Brest
Sheltered harbour
Almost at the western tip of Brittany, Brest is an exceptional setting, a huge sheltered harbour, which resulted in a valued strategic asset for the French navy.
The Germans also valued and used it during WWII, and the city was subsequently thoroughly bombed at the end of the war, to be rebuilt in a 1950s concrete fashion, which lots of people hate, but I tend to like concrete.

Even close to the military zones dominated by concrete, the waters of the harbour can be clear and transparent. Sun and clouds create spectacular contrasts.

East of the harbour, the river Elorn is crossed by two bridges, giving a broad view of the northern part of the harbour.



On a misty morning I crossed the harbour, leaving from the trade harbour, meeting the barquentine Pogoria, going in front of the Goulet, and getting a view of Brest’s sea side.

Trade harbour
Close to the city center, the trade harbour shelters fishing and passenger ships, and visiting sailboats next to cranes.

The trade harbour also hosts huge tug boats, like Abeille Flandre, moored but ready to go any time the weather gets rough. Even their anchor is impressive.
The Abeille Flandre has been replaced by Abeille Bourbon, an even bigger tug boat.
A cargo terminal and a shipyard are further away from the Goulet, hosting foreign boats.
La Recouvrance


Close to the tug boats, there are old sailboats like La Recouvrance, on which you can sail.
Its rigging is a very controlled tangle of sails, ropes and pulleys.

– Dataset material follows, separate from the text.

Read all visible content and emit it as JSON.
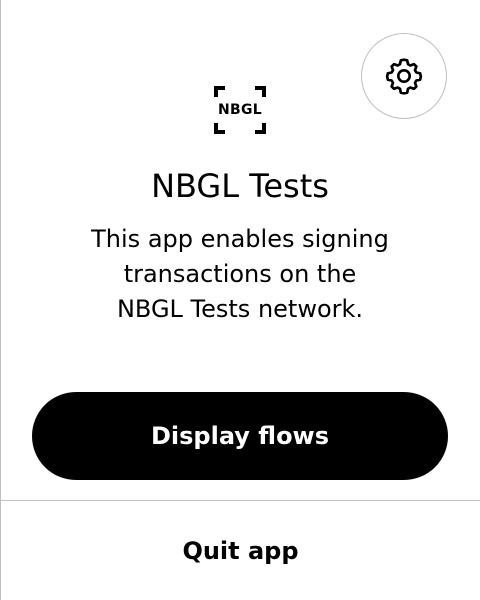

Sailing for a day on this ship allows to discover Brest harbour in a very pleasant way.
La Recouvrance also goes on cruises, we sailed back from Aber Wrac’h to Brest.


The day before, night fell on the figurehead of the ship. We left the harbour and met Notre-Dame de Rumengol; then we passed pointe de Saint-Mathieu before entering Brest harbour.
Saint Guénolé

Another vintage boat on which you can sail in the harbour is Saint Guénolé, a scallops trawler with red sails built in 1948.
Brest 2008
Every 4 years since 1992 (when La Recouvrance was launched), a big gathering of vintage boats happens in Brest. Here are some of the ships during the 2008 gathering, in which I took part on my diving club’s boat.

Arsenal
Between the city center and the Goulet, the military has seized all the coastline and created a big arsenal to build and maintain ships and submarines. You can catch glimpses of Brest castle between the legs of the biggest portal crane.


In autumn, the sun sets behind the cranes of the arsenal, outlining the silhouettes of ships and cranes.
Since 2008, the new marina built on the sunset side of the trade harbour has changed the view.
Lots of areas in Brest and its surroundings are forbidden because they are used by the French navy. Downtown, the Penfeld river is a military zone with a masting crane and several workshops.
Maison Blanche
On the northern shore of the harbour, only a short length of coast is accessible, between the german submarine base and the Sainte-Anne lighthouse.
The Goulet
The Goulet (Narrows) is the entrance to the sheltered harbour of Brest.

Its cliffs are rocky slopes, and it is overlooked by 17th century defense forts and second world war german machine gun bunkers.

The Gouletopens out on the Iroise sea, sometimes under sun rays.


The entrance of the sheltered harbour is marked by the Portzic lighthouse and the Cormorandière rock.

From the Portzic lighthouse, the coastal trail leads to the Sainte-Anne duPortzic cove.

Further from the harbour, the Goulet widens. Pilot boats guide freighters with the delicate navigation when they enter the harbour.


The entrance of the Goulet on the sea side is marked by the Petit Minou lighthouse and by the beach with the same name, facing the storms.


A bridge links the lighthouse, which consists of 2 towers, to the shore. Coming back from Camaret, the coast is cut out against linear clouds.
Bertheaume cove
Out of the Goulet and out to sea, cliffs alternate with sand beaches.

There are also rocky coves in the cliffs.
Sometimes cruise ships have a stopover in Brest, leaving through the Goulet.


On the Trégana beach, waves roll and unfurl in foam.

Waves also splash on rocks and the setting sun glistens on them.

A tall sail ship waits in the cove before entering the harbour. A veil of fog clings to the shore. The Bertheaume fort closes the cove.
Pointe Saint-Mathieu


The pointe Saint-Mathieu is the place where the coast turns to the north, marked by a lighthouse and a ruined abbey.
Coast


The Corsen cape, north of Le Conquet, faces the Ouessant and Molène islands. Small sandy coves are sheltered between rocky granite capes.
Towards north, the shore goes down to sea level. From the cape, you can enjoy sunsets at sea, behind the islands.
Inland
Inland and northwest of Brest, the Kerloas menhir is a huge megalithic standing stone.